One more thing, when I was designing a roughly 2KVA transformer at IIRC 50kHz, the core size was ETD49 or ETD54. I don´t see how you want to fit that and all the copper windings on a pcb.
Seems unlikely. Although planar transformers are generally small, I believe that PKN make some in the killowatt range for their amplifiers.
However, it's my understanding that you're limited to a fairly low number of turns compared to a traditional winding, so they're only viable at higher frequencies. To me, 10kHz seems unusually low for any type of SMPS.
My memory is short and I do not have CAD on this computer. 50 to 75 watts.
I used 4 layers for the power supply with two small break off boards. One break off board goes above the main board and one below.
That is 4layers + 4layers + 4layers.
this is not my design! But much like this.
More in the next post.
The transformer in #7 has too much copper loss.
Then I realized the core has a very large surface area so the core loss will transfer to air.
The copper loss does not get out well so I change the transformer.

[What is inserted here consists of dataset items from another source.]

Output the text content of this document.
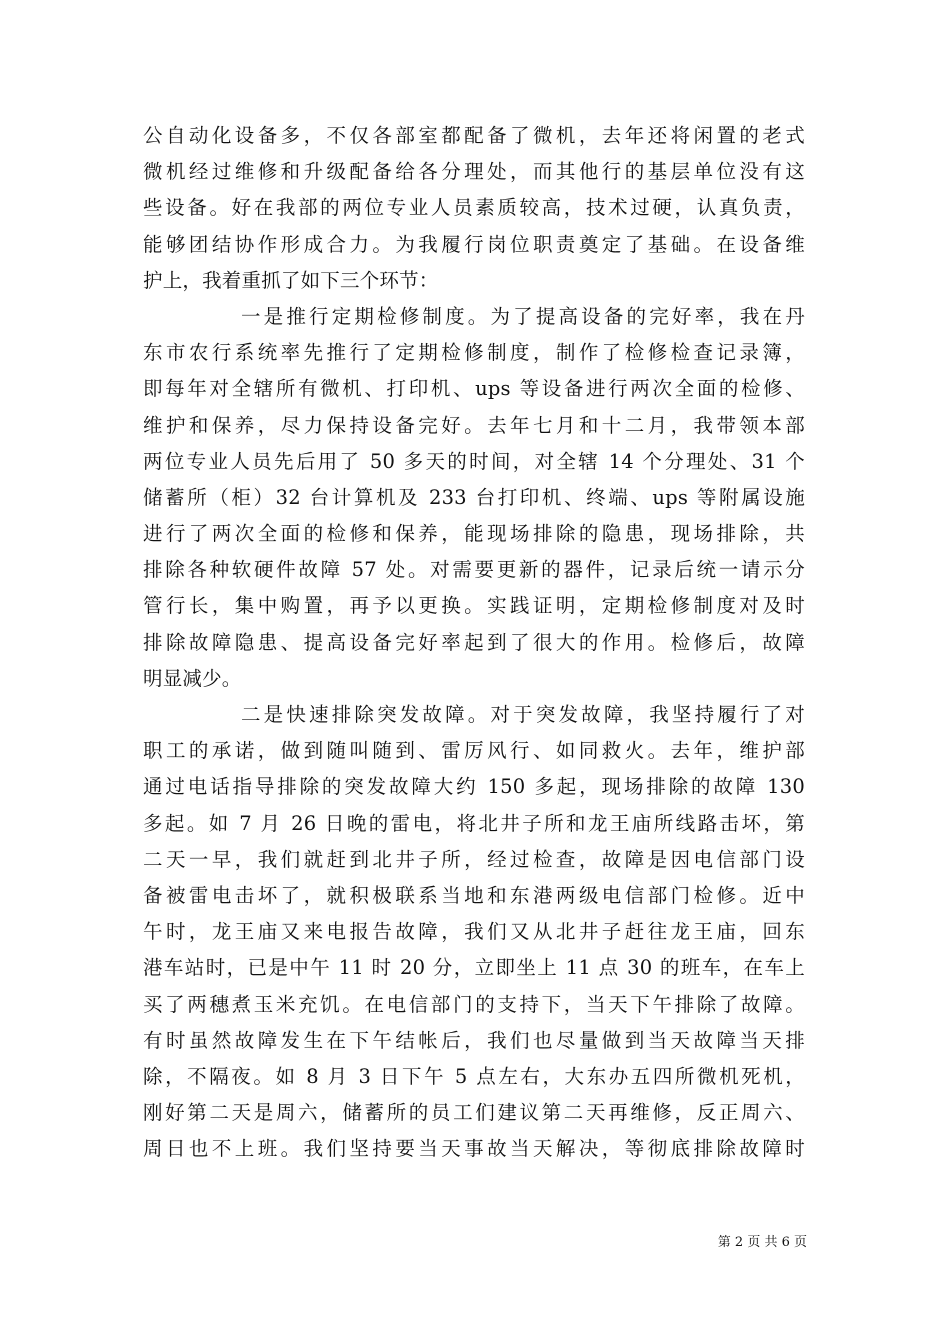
公自动化设备多，不仅各部室都配备了微机，去年还将闲置的老式
微机经过维修和升级配备给各分理处，而其他行的基层单位没有这
些设备。好在我部的两位专业人员素质较高，技术过硬，认真负责，
能够团结协作形成合力。为我履行岗位职责奠定了基础。在设备维
护上，我着重抓了如下三个环节：
一是推行定期检修制度。为了提高设备的完好率，我在丹
东市农行系统率先推行了定期检修制度，制作了检修检查记录簿，
即每年对全辖所有微机、打印机、ups 等设备进行两次全面的检修、
维护和保养，尽力保持设备完好。去年七月和十二月，我带领本部
两位专业人员先后用了 50 多天的时间，对全辖 14 个分理处、31 个
储蓄所（柜）32 台计算机及 233 台打印机、终端、ups 等附属设施
进行了两次全面的检修和保养，能现场排除的隐患，现场排除，共
排除各种软硬件故障 57 处。对需要更新的器件，记录后统一请示分
管行长，集中购置，再予以更换。实践证明，定期检修制度对及时
排除故障隐患、提高设备完好率起到了很大的作用。检修后，故障
明显减少。
二是快速排除突发故障。对于突发故障，我坚持履行了对
职工的承诺，做到随叫随到、雷厉风行、如同救火。去年，维护部
通过电话指导排除的突发故障大约 150 多起，现场排除的故障 130
多起。如 7 月 26 日晚的雷电，将北井子所和龙王庙所线路击坏，第
二天一早，我们就赶到北井子所，经过检查，故障是因电信部门设
备被雷电击坏了，就积极联系当地和东港两级电信部门检修。近中
午时，龙王庙又来电报告故障，我们又从北井子赶往龙王庙，回东
港车站时，已是中午 11 时 20 分，立即坐上 11 点 30 的班车，在车上
买了两穗煮玉米充饥。在电信部门的支持下，当天下午排除了故障。
有时虽然故障发生在下午结帐后，我们也尽量做到当天故障当天排
除，不隔夜。如 8 月 3 日下午 5 点左右，大东办五四所微机死机，
刚好第二天是周六，储蓄所的员工们建议第二天再维修，反正周六、
周日也不上班。我们坚持要当天事故当天解决，等彻底排除故障时
第 2 页 共 6 页
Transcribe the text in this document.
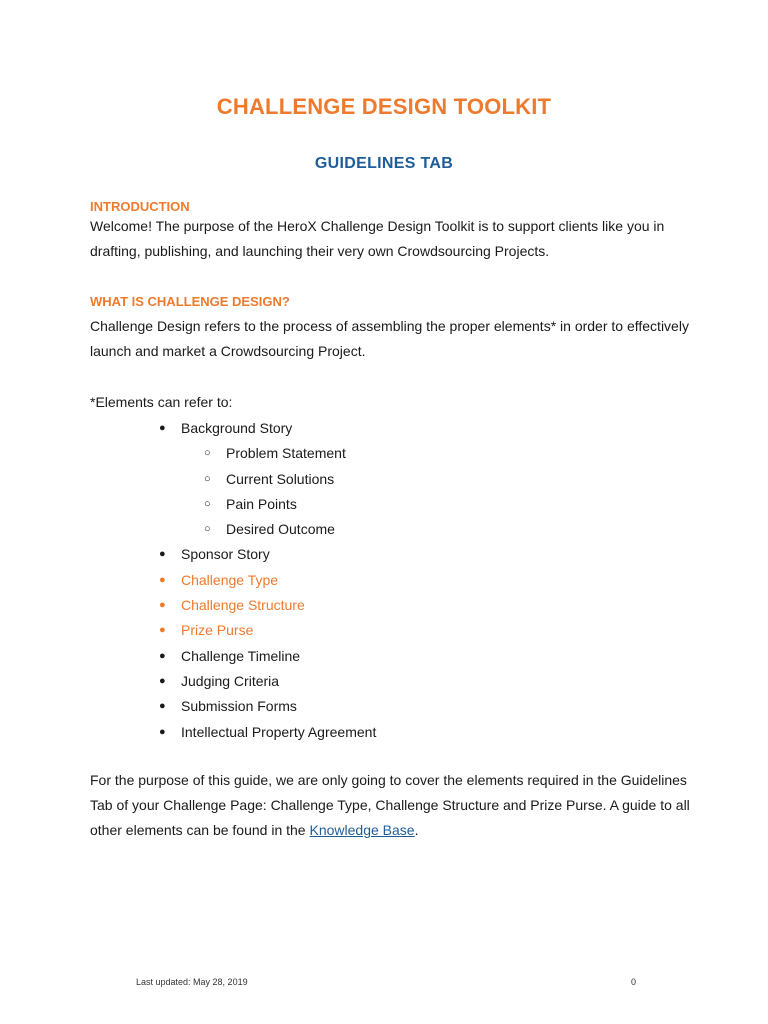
CHALLENGE DESIGN TOOLKIT
GUIDELINES TAB
INTRODUCTION
Welcome! The purpose of the HeroX Challenge Design Toolkit is to support clients like you in drafting, publishing, and launching their very own Crowdsourcing Projects.
WHAT IS CHALLENGE DESIGN?
Challenge Design refers to the process of assembling the proper elements* in order to effectively launch and market a Crowdsourcing Project.
*Elements can refer to:
● Background Story
○ Problem Statement
○ Current Solutions
○ Pain Points
○ Desired Outcome
● Sponsor Story
● Challenge Type
● Challenge Structure
● Prize Purse
● Challenge Timeline
● Judging Criteria
● Submission Forms
● Intellectual Property Agreement
For the purpose of this guide, we are only going to cover the elements required in the Guidelines Tab of your Challenge Page: Challenge Type, Challenge Structure and Prize Purse. A guide to all other elements can be found in the Knowledge Base.
Last updated: May 28, 2019	0
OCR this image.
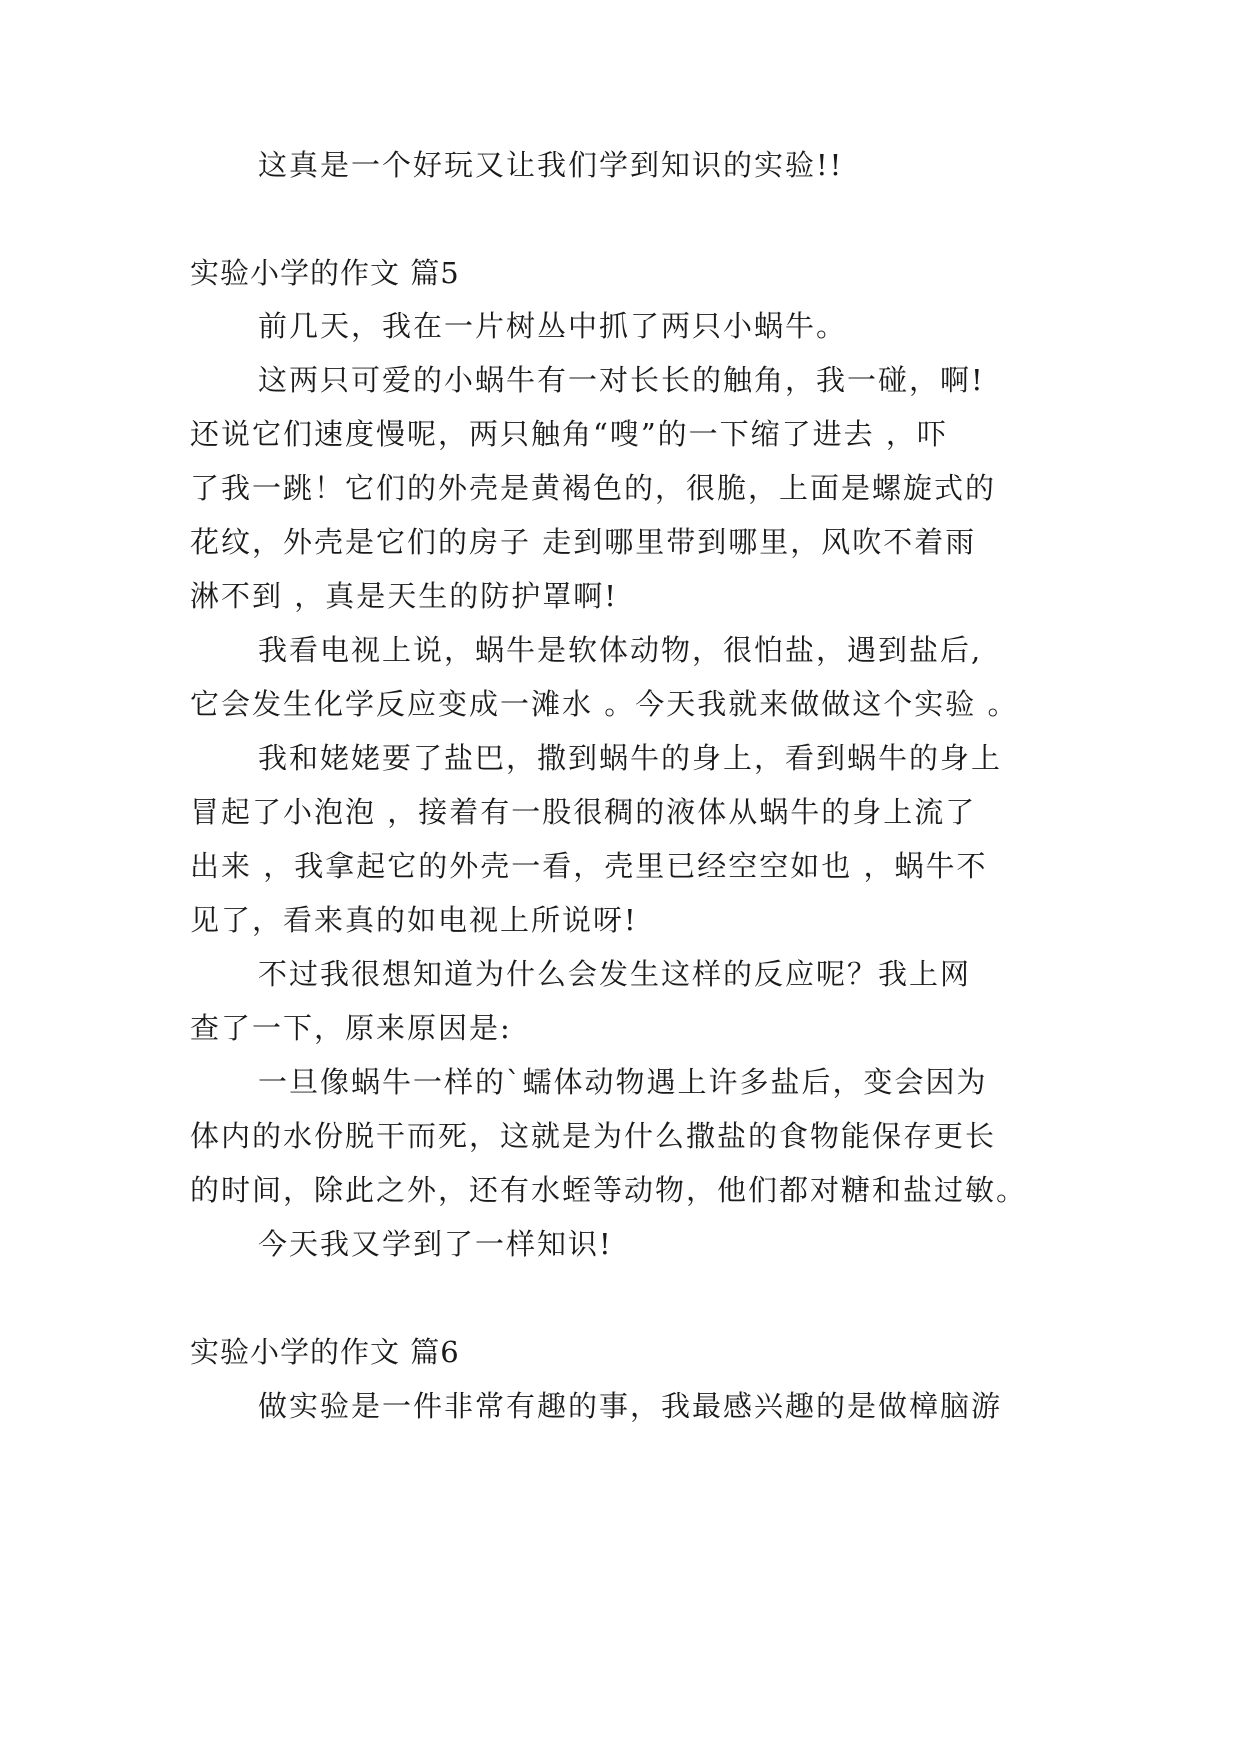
这真是一个好玩又让我们学到知识的实验!!
实验小学的作文 篇5
前几天，我在一片树丛中抓了两只小蜗牛。
这两只可爱的小蜗牛有一对长长的触角，我一碰，啊!
还说它们速度慢呢，两只触角“嗖”的一下缩了进去 ，吓
了我一跳！它们的外壳是黄褐色的，很脆，上面是螺旋式的
花纹，外壳是它们的房子 走到哪里带到哪里，风吹不着雨
淋不到 ，真是天生的防护罩啊!
我看电视上说，蜗牛是软体动物，很怕盐，遇到盐后,
它会发生化学反应变成一滩水 。今天我就来做做这个实验 。
我和姥姥要了盐巴，撒到蜗牛的身上，看到蜗牛的身上
冒起了小泡泡 ，接着有一股很稠的液体从蜗牛的身上流了
出来 ，我拿起它的外壳一看，壳里已经空空如也 ，蜗牛不
见了，看来真的如电视上所说呀!
不过我很想知道为什么会发生这样的反应呢？我上网
查了一下，原来原因是:
一旦像蜗牛一样的`蠕体动物遇上许多盐后，变会因为
体内的水份脱干而死，这就是为什么撒盐的食物能保存更长
的时间，除此之外，还有水蛭等动物，他们都对糖和盐过敏。
今天我又学到了一样知识!
实验小学的作文 篇6
做实验是一件非常有趣的事，我最感兴趣的是做樟脑游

Here we are only getting one turn per layer. Note I brought out the copper, out side the core, to cool off the copper.
With "normal" transformers I try to have 1/2 the loss in copper and 1/2 in core loss.
In planar transformers the copper does not see much air and the core has great surface area.
I don't remember exactly but I think I had 1/4=copper and 3/4=core loss.
Thanks Ron. I'd not thought about different cooling efficiencies between this and conventional transformers - lots to take into account!
Also, I'd never have thought about stacking different sections pf PCB to up the number of layers. Presumably you've got to reflow solder them together just like massive surface-mount packages.